天野 翔のうた日記

俳句はユーモアを基本に自然の機微を、短歌は宇宙の不思議と生命の哀しさを詠いたい。

身体の部分を詠むー髪(8/13)

  涙拭(ぬぐ)ひて逆襲し来る敵兵は髪長き広西学生軍なりき
                      渡辺直己
渡辺直己の代表作で有名。

  吾がまなこ疑ひつつも一すぢの白きをぞ見る君が髪のなかに
                      川田 順
*まだ若い奥さんの髪に、一本の白髪を見つけた時の驚きを詠んだ。少し大げさのようだが。

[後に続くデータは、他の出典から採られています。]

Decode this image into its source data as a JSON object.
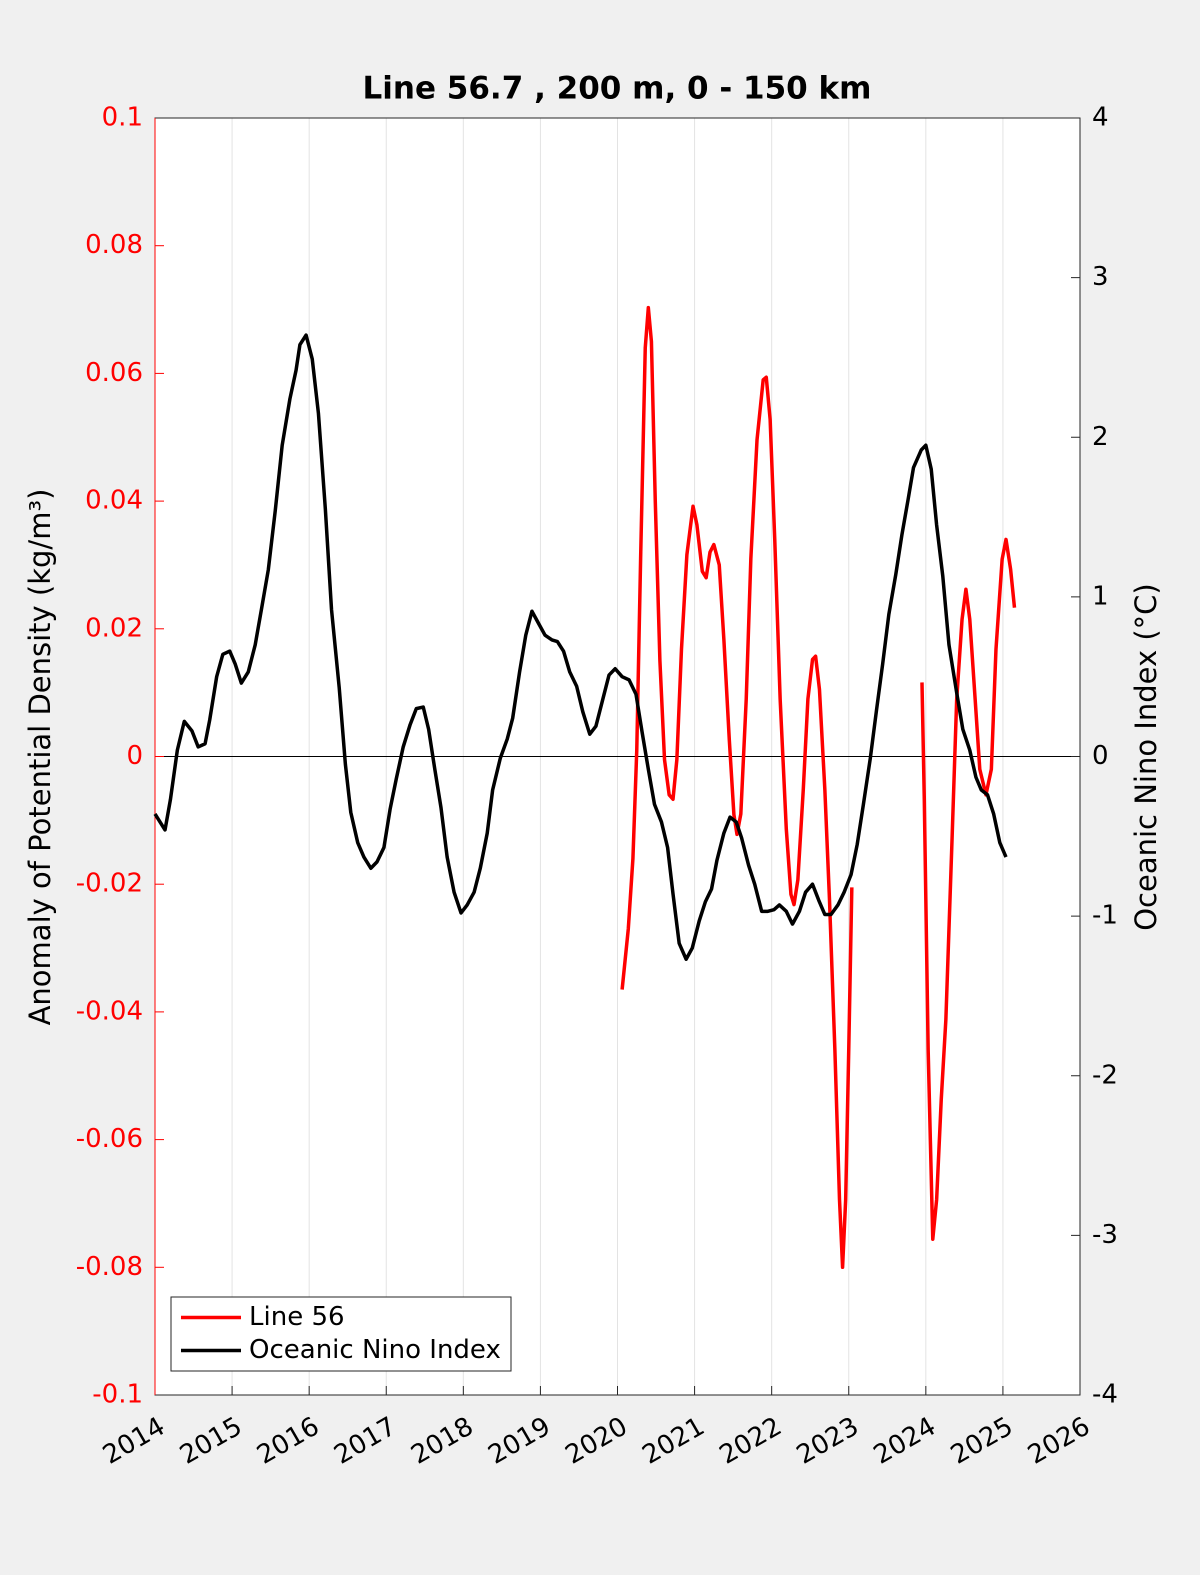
{
  "chart_data": {
    "type": "line",
    "title": "Line 56.7 , 200 m, 0 - 150 km",
    "ylabel": "Anomaly of Potential Density (kg/m³)",
    "y2label": "Oceanic Nino Index (°C)",
    "xlim": [
      2014,
      2026
    ],
    "xticks": [
      2014,
      2015,
      2016,
      2017,
      2018,
      2019,
      2020,
      2021,
      2022,
      2023,
      2024,
      2025,
      2026
    ],
    "ylim": [
      -0.1,
      0.1
    ],
    "yticks": [
      -0.1,
      -0.08,
      -0.06,
      -0.04,
      -0.02,
      0,
      0.02,
      0.04,
      0.06,
      0.08,
      0.1
    ],
    "y2lim": [
      -4,
      4
    ],
    "y2ticks": [
      -4,
      -3,
      -2,
      -1,
      0,
      1,
      2,
      3,
      4
    ],
    "grid": true,
    "zero_line": true,
    "legend": "lower left",
    "ycolor": "#ff0000",
    "series": [
      {
        "name": "Line 56",
        "color": "#ff0000",
        "x": [
          2020.06,
          2020.14,
          2020.2,
          2020.25,
          2020.3,
          2020.36,
          2020.4,
          2020.44,
          2020.49,
          2020.55,
          2020.61,
          2020.67,
          2020.72,
          2020.77,
          2020.83,
          2020.9,
          2020.98,
          2021.03,
          2021.1,
          2021.15,
          2021.2,
          2021.25,
          2021.32,
          2021.38,
          2021.45,
          2021.51,
          2021.55,
          2021.6,
          2021.67,
          2021.73,
          2021.81,
          2021.89,
          2021.93,
          2021.98,
          2022.04,
          2022.11,
          2022.19,
          2022.25,
          2022.29,
          2022.34,
          2022.41,
          2022.47,
          2022.53,
          2022.57,
          2022.62,
          2022.69,
          2022.75,
          2022.82,
          2022.88,
          2022.92,
          2022.96,
          2023.0,
          2023.04,
          2023.5,
          2023.95,
          2023.98,
          2024.03,
          2024.09,
          2024.14,
          2024.2,
          2024.26,
          2024.34,
          2024.4,
          2024.47,
          2024.52,
          2024.57,
          2024.64,
          2024.7,
          2024.78,
          2024.85,
          2024.91,
          2024.99,
          2025.04,
          2025.1,
          2025.15
        ],
        "values": [
          -0.0365,
          -0.027,
          -0.016,
          0.001,
          0.031,
          0.064,
          0.0703,
          0.065,
          0.04,
          0.015,
          -0.0005,
          -0.006,
          -0.0067,
          -0.0005,
          0.0168,
          0.0316,
          0.0392,
          0.0363,
          0.029,
          0.028,
          0.032,
          0.0332,
          0.03,
          0.0183,
          0.0027,
          -0.0091,
          -0.0122,
          -0.009,
          0.009,
          0.031,
          0.0496,
          0.059,
          0.0594,
          0.0528,
          0.034,
          0.009,
          -0.0114,
          -0.0216,
          -0.0232,
          -0.0193,
          -0.0052,
          0.009,
          0.0152,
          0.0157,
          0.0105,
          -0.0052,
          -0.0224,
          -0.0459,
          -0.0694,
          -0.08,
          -0.0694,
          -0.0459,
          -0.0205,
          null,
          0.0116,
          -0.0067,
          -0.0459,
          -0.0756,
          -0.0694,
          -0.0537,
          -0.0412,
          -0.013,
          0.0089,
          0.0215,
          0.0262,
          0.0215,
          0.0089,
          -0.002,
          -0.006,
          -0.002,
          0.0168,
          0.0309,
          0.034,
          0.0293,
          0.0233
        ]
      },
      {
        "name": "Oceanic Nino Index",
        "color": "#000000",
        "axis": "y2",
        "x": [
          2014.0,
          2014.13,
          2014.2,
          2014.29,
          2014.38,
          2014.48,
          2014.56,
          2014.65,
          2014.71,
          2014.8,
          2014.88,
          2014.97,
          2015.04,
          2015.12,
          2015.21,
          2015.3,
          2015.38,
          2015.47,
          2015.56,
          2015.65,
          2015.75,
          2015.83,
          2015.88,
          2015.96,
          2016.04,
          2016.12,
          2016.21,
          2016.29,
          2016.39,
          2016.47,
          2016.54,
          2016.63,
          2016.71,
          2016.8,
          2016.88,
          2016.97,
          2017.05,
          2017.13,
          2017.22,
          2017.31,
          2017.39,
          2017.48,
          2017.55,
          2017.63,
          2017.71,
          2017.79,
          2017.88,
          2017.97,
          2018.05,
          2018.14,
          2018.22,
          2018.31,
          2018.38,
          2018.48,
          2018.57,
          2018.64,
          2018.73,
          2018.81,
          2018.89,
          2018.98,
          2019.06,
          2019.15,
          2019.22,
          2019.3,
          2019.38,
          2019.47,
          2019.55,
          2019.64,
          2019.72,
          2019.81,
          2019.89,
          2019.97,
          2020.06,
          2020.15,
          2020.24,
          2020.32,
          2020.4,
          2020.48,
          2020.57,
          2020.65,
          2020.72,
          2020.8,
          2020.89,
          2020.97,
          2021.06,
          2021.14,
          2021.22,
          2021.29,
          2021.38,
          2021.46,
          2021.54,
          2021.61,
          2021.7,
          2021.78,
          2021.87,
          2021.95,
          2022.03,
          2022.1,
          2022.19,
          2022.27,
          2022.36,
          2022.44,
          2022.53,
          2022.61,
          2022.69,
          2022.77,
          2022.86,
          2022.94,
          2023.03,
          2023.11,
          2023.19,
          2023.28,
          2023.36,
          2023.44,
          2023.52,
          2023.61,
          2023.69,
          2023.77,
          2023.84,
          2023.94,
          2024.0,
          2024.07,
          2024.14,
          2024.22,
          2024.3,
          2024.4,
          2024.48,
          2024.57,
          2024.65,
          2024.72,
          2024.8,
          2024.88,
          2024.96,
          2025.04
        ],
        "values": [
          -0.36,
          -0.46,
          -0.27,
          0.04,
          0.22,
          0.16,
          0.06,
          0.08,
          0.23,
          0.5,
          0.64,
          0.66,
          0.58,
          0.46,
          0.53,
          0.7,
          0.92,
          1.17,
          1.54,
          1.95,
          2.24,
          2.42,
          2.58,
          2.64,
          2.49,
          2.15,
          1.55,
          0.92,
          0.43,
          -0.05,
          -0.35,
          -0.54,
          -0.63,
          -0.7,
          -0.66,
          -0.57,
          -0.33,
          -0.14,
          0.06,
          0.2,
          0.3,
          0.31,
          0.17,
          -0.08,
          -0.32,
          -0.63,
          -0.85,
          -0.98,
          -0.93,
          -0.85,
          -0.7,
          -0.48,
          -0.21,
          -0.01,
          0.11,
          0.24,
          0.53,
          0.76,
          0.91,
          0.83,
          0.76,
          0.73,
          0.72,
          0.66,
          0.53,
          0.44,
          0.28,
          0.14,
          0.19,
          0.36,
          0.51,
          0.55,
          0.5,
          0.48,
          0.39,
          0.15,
          -0.08,
          -0.3,
          -0.41,
          -0.57,
          -0.86,
          -1.17,
          -1.27,
          -1.2,
          -1.03,
          -0.91,
          -0.83,
          -0.65,
          -0.48,
          -0.38,
          -0.41,
          -0.51,
          -0.68,
          -0.8,
          -0.97,
          -0.97,
          -0.96,
          -0.93,
          -0.97,
          -1.05,
          -0.97,
          -0.85,
          -0.8,
          -0.9,
          -0.99,
          -0.99,
          -0.93,
          -0.85,
          -0.74,
          -0.55,
          -0.3,
          -0.01,
          0.29,
          0.58,
          0.89,
          1.14,
          1.39,
          1.61,
          1.81,
          1.92,
          1.95,
          1.8,
          1.45,
          1.13,
          0.7,
          0.4,
          0.17,
          0.04,
          -0.13,
          -0.21,
          -0.24,
          -0.36,
          -0.54,
          -0.63
        ]
      }
    ]
  }
}
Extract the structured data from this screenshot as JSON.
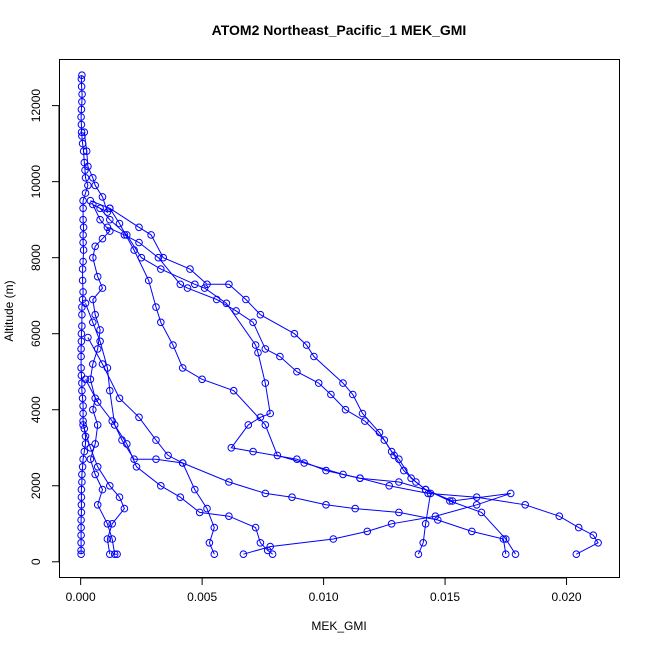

  ひさしくて見ればかかげし妹(こ)の髪のやや解け垂りて憎からなくに
                      中村憲吉
  父とともに生きて在る日よ朝光(あさかげ)の床屋にならびて髪を刈らるる
                     窪田章一郎
  髪きつく毮るばかりにさみしくてわれの青銅時代はながし
                     春日井 建
*青銅時代とは、どの時期を指すのか不明。

  一隊をみおろす 夜の構内に三000の髪戦ぎてやまぬ
                      福島泰樹
学生運動華やかなりし頃の情景だろう。

  ゆらゆらと陽に漂へる人参の尾の如き子の下げ髪かなし
                     中城ふみ子
*子の下げ髪を「陽に漂へる人参の尾」と直喩したところが珍しい。